Connection and steering on results
A need arose for a common language for VRR.
Yvon: “Connection is important to us, to visualize coherence, identify bottlenecks, and also link products. We are charmed by the SqEME methodology and Comm’ant supports this methodology.” Bas: “Through the use of Comm’ant, SqEME has naturally crept in and we experience the benefits of this every day. Gradually, we want to be able to steer increasingly on the process and the result. Comm’ant helps us to think and work in a results-oriented manner.”
Diana: “We want to be able to provide support to the organization, which is making a transition from activity-oriented to results-oriented working. A cultural shift takes time and must take place step by step.”
The right choice
To achieve the mentioned goals regarding process-oriented thinking and working and quality management, the VRR team went looking for a solution. After a careful selection process, various packages were compared and Comm’ant was chosen.
In addition to many technical requirements, the package had to be very user-friendly and automatically consistent. It also had to have a powerful search function, because finding relevant information quickly is essential.
Communication, discussion, and feedback about processes naturally also play an important role.
Bas: “Quality officers had different ways of describing processes before the purchase of Comm’ant, sometimes without process diagrams (flows) and much text. There is now more unity in thinking and a common language has emerged. Through Comm’ant, there is a basis to talk about processes and work agreements. With Comm’ant and SqEME, the focus is on handover moments, and that fits exactly with our desired way of working, namely results-oriented… In Comm’ant, much information can be found at the handover moments, tasks, responsibilities and authorities, standards and requirements, risk & control. This is highly valued by users. Miscommunication almost always arises during handover moments between teams and departments. Making agreements that can be recorded in Comm’ant helps to improve this.”
Implementation
The software was quickly installed and a plan of approach was made in collaboration with Comm’ant. Meanwhile, many employees are building and they experience the ease of use when building with Comm’ant. It was chosen to approach it step by step, although it doesn’t always go entirely according to plan. However, it hasn’t caused problems. During implementation, it’s important to manage expectations and keep employees enthusiastic. Every change or new system needs explanation.

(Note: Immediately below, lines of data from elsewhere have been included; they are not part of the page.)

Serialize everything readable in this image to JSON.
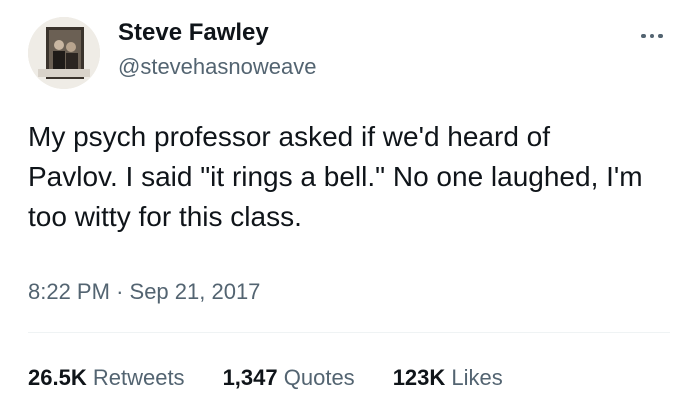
{
  "user": {
    "display_name": "Steve Fawley",
    "handle": "@stevehasnoweave"
  },
  "tweet": {
    "lines": [
      "My psych professor asked if we'd heard of",
      "Pavlov. I said \"it rings a bell.\" No one laughed, I'm",
      "too witty for this class."
    ],
    "time": "8:22 PM",
    "separator": "·",
    "date": "Sep 21, 2017"
  },
  "stats": {
    "retweets": {
      "count": "26.5K",
      "label": "Retweets"
    },
    "quotes": {
      "count": "1,347",
      "label": "Quotes"
    },
    "likes": {
      "count": "123K",
      "label": "Likes"
    }
  },
  "icons": {
    "more": "more-horizontal-icon"
  },
  "colors": {
    "text_primary": "#0f1419",
    "text_secondary": "#536471",
    "divider": "#eff3f4",
    "background": "#ffffff"
  }
}
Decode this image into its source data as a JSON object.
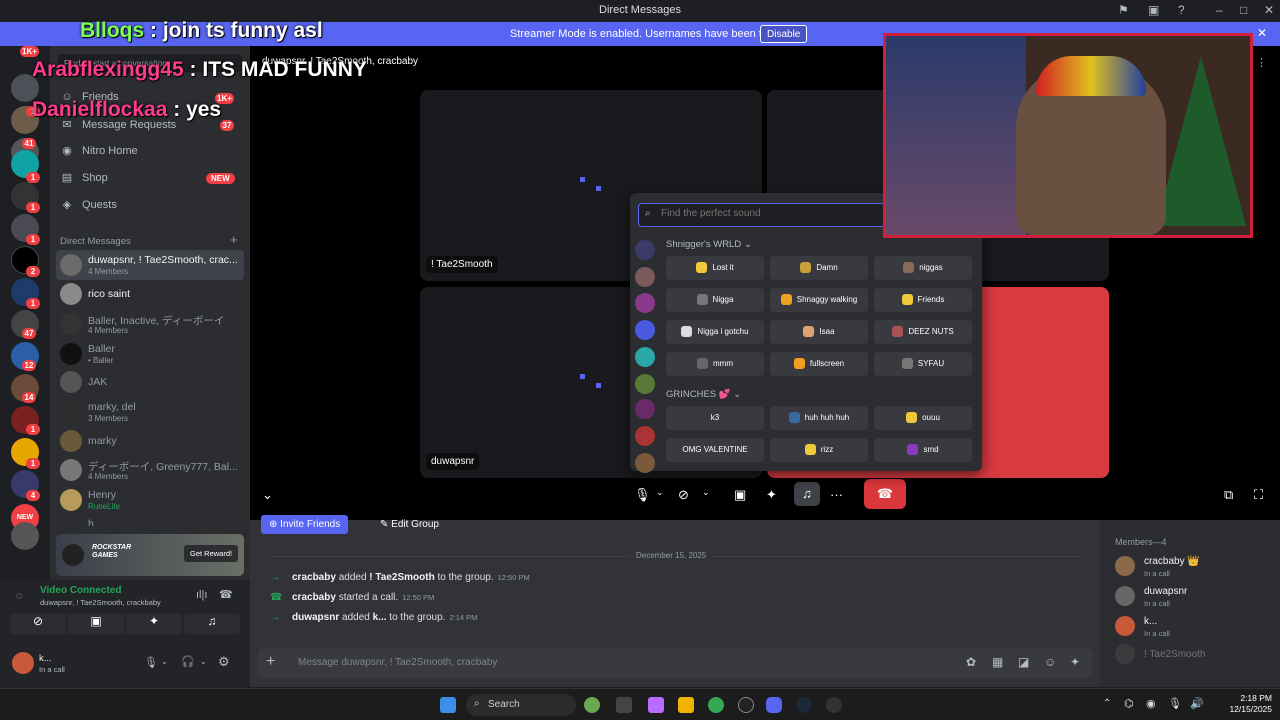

Yvon: “The results-oriented model is very logical. Once you understand it, you become, as it were, infected with it. You do have to organize the infection of the rest of the organization well! There is now overview through the VRR process model and that helps enormously.”
User-friendly and automatically consistent
In Comm’ant, all connections are visible as well as the coherence and interfaces of all aspects of business operations. This improves mutual collaboration. Manageability is also much better with Comm’ant—there are no information silos but an integrated management system in which many people can build simultaneously. Automatic consistency is important to us; otherwise management and maintenance cost too much time.
Yvon: “It’s pleasant that management aspects can be linked to processes. We experience Comm’ant as user-friendly and being able to search the content of documents is very valuable for readers.”
Service from Comm’ant? “We haven’t had any problems yet. If there are questions, there is a quick and professional response.”